A ausência de “Rio, 40 Graus”, com sua pioneira crônica social da cindida vida carioca, desfalca significativamente o balanço da contribuição inaugural do cineasta. Atenua um pouco esta falta o fato de seu filme seguinte, “Rio Zona Norte”, desenvolver-se na mesma vereda, a partir do retrato de um sambista inspirado em Zé Keti (1921-1999) e interpretado por Grande Otelo (1915-1993).
Na preciosa coleção de extras de cada DVD, temos de saída uma entrevista com o próprio diretor. Nelson explica as origens de “Rio Zona Norte”, destaca a disciplina impecável de Grande Otelo durante os 42 dias da filmagem, contrariando a fama de “difícil”, e articula diretamente seu segundo mergulho carioca à realização em seguida pela mesma equipe, em São Paulo, de “O Grande Momento” (1956), de Roberto Santos (1928-1987), do qual foi produtor.

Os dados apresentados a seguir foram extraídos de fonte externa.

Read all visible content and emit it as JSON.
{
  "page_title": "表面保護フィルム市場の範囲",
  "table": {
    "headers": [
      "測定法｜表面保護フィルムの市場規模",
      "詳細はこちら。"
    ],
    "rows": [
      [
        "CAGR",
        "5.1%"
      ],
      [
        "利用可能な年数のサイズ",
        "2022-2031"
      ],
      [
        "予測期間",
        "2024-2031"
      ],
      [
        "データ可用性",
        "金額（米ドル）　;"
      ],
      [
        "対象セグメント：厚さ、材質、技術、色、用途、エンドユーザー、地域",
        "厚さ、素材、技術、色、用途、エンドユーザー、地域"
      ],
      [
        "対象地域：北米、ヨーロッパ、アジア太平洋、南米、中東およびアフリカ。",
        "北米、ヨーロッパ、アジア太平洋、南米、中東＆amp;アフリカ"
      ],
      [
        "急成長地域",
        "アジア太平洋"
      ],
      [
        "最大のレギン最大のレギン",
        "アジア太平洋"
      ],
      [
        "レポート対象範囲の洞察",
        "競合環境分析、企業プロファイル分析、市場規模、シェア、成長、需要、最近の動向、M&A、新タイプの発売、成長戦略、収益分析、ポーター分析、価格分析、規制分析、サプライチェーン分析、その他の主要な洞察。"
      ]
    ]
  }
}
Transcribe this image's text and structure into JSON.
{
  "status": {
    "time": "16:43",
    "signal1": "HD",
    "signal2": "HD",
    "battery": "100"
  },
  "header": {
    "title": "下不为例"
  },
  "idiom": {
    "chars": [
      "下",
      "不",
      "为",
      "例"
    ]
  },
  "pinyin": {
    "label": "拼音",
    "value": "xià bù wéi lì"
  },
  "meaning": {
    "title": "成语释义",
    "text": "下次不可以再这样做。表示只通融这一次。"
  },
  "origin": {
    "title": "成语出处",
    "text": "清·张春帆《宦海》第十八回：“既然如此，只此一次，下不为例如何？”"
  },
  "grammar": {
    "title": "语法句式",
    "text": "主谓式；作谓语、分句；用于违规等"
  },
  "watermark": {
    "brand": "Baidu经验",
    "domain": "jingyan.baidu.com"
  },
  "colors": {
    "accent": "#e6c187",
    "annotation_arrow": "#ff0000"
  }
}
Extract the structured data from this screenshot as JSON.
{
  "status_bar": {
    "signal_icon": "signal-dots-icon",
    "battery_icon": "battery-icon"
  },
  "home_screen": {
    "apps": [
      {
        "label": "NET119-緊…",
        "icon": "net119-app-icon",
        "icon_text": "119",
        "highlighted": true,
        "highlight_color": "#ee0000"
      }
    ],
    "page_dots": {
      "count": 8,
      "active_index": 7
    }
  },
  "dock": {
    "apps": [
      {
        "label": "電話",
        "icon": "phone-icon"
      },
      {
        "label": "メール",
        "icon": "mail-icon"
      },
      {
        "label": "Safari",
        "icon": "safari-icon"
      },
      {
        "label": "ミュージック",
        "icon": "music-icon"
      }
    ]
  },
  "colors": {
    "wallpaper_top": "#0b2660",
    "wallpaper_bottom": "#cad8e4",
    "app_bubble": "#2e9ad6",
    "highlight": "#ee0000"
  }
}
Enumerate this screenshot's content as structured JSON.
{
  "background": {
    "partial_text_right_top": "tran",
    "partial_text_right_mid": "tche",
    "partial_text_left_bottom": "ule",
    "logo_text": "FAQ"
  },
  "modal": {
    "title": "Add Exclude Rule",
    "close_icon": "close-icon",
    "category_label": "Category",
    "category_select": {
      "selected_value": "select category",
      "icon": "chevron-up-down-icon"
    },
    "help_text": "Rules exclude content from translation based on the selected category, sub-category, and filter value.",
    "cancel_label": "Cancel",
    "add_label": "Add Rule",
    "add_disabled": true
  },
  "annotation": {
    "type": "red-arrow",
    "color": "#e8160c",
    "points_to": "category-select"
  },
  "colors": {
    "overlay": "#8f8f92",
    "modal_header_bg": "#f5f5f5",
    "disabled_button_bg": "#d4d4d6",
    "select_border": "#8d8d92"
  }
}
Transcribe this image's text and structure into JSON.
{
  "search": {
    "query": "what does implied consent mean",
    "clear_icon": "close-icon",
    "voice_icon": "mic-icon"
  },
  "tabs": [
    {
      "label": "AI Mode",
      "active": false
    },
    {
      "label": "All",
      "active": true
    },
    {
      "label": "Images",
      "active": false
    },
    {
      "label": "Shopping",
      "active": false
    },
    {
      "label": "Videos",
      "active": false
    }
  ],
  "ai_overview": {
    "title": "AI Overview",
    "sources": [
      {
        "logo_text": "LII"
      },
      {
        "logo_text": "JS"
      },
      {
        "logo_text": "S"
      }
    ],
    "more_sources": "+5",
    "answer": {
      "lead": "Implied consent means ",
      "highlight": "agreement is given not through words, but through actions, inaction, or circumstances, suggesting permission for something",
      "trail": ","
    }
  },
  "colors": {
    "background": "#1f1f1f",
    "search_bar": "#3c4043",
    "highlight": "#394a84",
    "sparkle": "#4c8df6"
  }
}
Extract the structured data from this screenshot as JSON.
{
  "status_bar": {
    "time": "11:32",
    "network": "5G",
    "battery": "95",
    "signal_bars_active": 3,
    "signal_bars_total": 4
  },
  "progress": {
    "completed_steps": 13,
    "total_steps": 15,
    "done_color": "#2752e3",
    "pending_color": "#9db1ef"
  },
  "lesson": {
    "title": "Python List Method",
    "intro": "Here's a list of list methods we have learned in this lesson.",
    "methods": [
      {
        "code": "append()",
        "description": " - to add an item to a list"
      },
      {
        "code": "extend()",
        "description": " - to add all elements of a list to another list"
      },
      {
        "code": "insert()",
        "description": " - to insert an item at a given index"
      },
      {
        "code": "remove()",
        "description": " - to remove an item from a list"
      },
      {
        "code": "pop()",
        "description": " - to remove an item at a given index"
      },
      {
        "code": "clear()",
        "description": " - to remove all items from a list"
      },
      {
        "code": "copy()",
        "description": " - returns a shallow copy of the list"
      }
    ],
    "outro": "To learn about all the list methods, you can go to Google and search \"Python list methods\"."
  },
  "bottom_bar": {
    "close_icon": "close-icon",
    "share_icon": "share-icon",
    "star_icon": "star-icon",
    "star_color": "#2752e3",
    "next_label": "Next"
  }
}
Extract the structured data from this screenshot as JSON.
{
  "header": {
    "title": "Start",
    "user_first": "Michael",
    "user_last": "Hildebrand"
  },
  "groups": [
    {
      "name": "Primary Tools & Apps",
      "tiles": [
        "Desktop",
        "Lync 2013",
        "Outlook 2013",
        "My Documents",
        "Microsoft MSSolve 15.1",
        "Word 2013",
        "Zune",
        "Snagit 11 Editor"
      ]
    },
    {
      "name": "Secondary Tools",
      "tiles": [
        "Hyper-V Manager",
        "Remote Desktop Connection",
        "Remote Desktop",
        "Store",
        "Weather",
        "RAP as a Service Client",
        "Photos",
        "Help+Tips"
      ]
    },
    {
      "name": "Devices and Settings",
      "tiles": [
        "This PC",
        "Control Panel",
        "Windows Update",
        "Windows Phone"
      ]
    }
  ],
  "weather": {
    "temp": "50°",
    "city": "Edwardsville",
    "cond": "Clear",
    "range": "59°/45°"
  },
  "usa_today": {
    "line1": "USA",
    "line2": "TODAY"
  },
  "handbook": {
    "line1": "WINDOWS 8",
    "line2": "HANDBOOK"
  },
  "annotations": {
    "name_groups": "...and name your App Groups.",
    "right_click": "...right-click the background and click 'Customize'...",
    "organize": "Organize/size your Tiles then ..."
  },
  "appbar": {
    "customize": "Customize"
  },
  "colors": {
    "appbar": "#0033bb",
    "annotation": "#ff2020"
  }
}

Uma surpreendente temporada de chuvas no sertão nordestino o impediu na sequência de rodar, em 1959, seu projeto do coração: uma adaptação de “Vidas Secas”, de Graciliano Ramos. Com a equipe já a postos, “inventei uma estória”, conta o próprio Nelson sobre a origem de “Mandacaru Vermelho” (1960). A escassez de elenco o fez interpretar o principal papel masculino no triângulo amoroso de seu improvisado "nordestern”.
“Boca de Ouro” (1963), seu filme seguinte, foi a primeira versão cinematográfica de uma peça de Nélson Rodrigues (1912-1980). Revista hoje, estabelece-se entre as duas ou três melhores. Apadrinhada pelo protagonista Jece Valadão (1930-2006), então no auge com o sucesso em “Os Cafajestes” (1962) de Ruy Guerra, essa reunião entre artistas de posições polares no espectro político causa menos surpresa ao vermos nos extras o diretor afirmar: “Um dos momentos mais marcantes de minha formação foi quando fui assistir em São Paulo, no Teatro Municipal, a peça dele, ‘Vestido de Noiva’, pelo Comediantes”.
“Vidas Secas” (1964), finalmente viabilizado logo depois, nada envelheceu, mais de meio século depois de sua estreia. É ainda a tradução fílmica mais dura, direta e emocionante da tragédia dos retirantes nordestinos.
Adaptado por sua vez do picaresco romance de estreia do dramaturgo João Bethencourt (1924-2006), “El Justicero” acompanha as aventuras de um garotão abonado da Zona Sul carioca, vivido pelo estreante Arduíno Colasanti (1936-2014). Apesar da qualidade dos diálogos, a narrativa humorística algo metalinguística jamais embala.
Pelas cutucadas políticas na ditadura, “El Justicero” teve cópias e negativos apreendidos, salvando-se apenas devido à existência de uma cópia 16mm na Itália. É curioso assisti-lo sobretudo como documento múltiplo de uma triste época.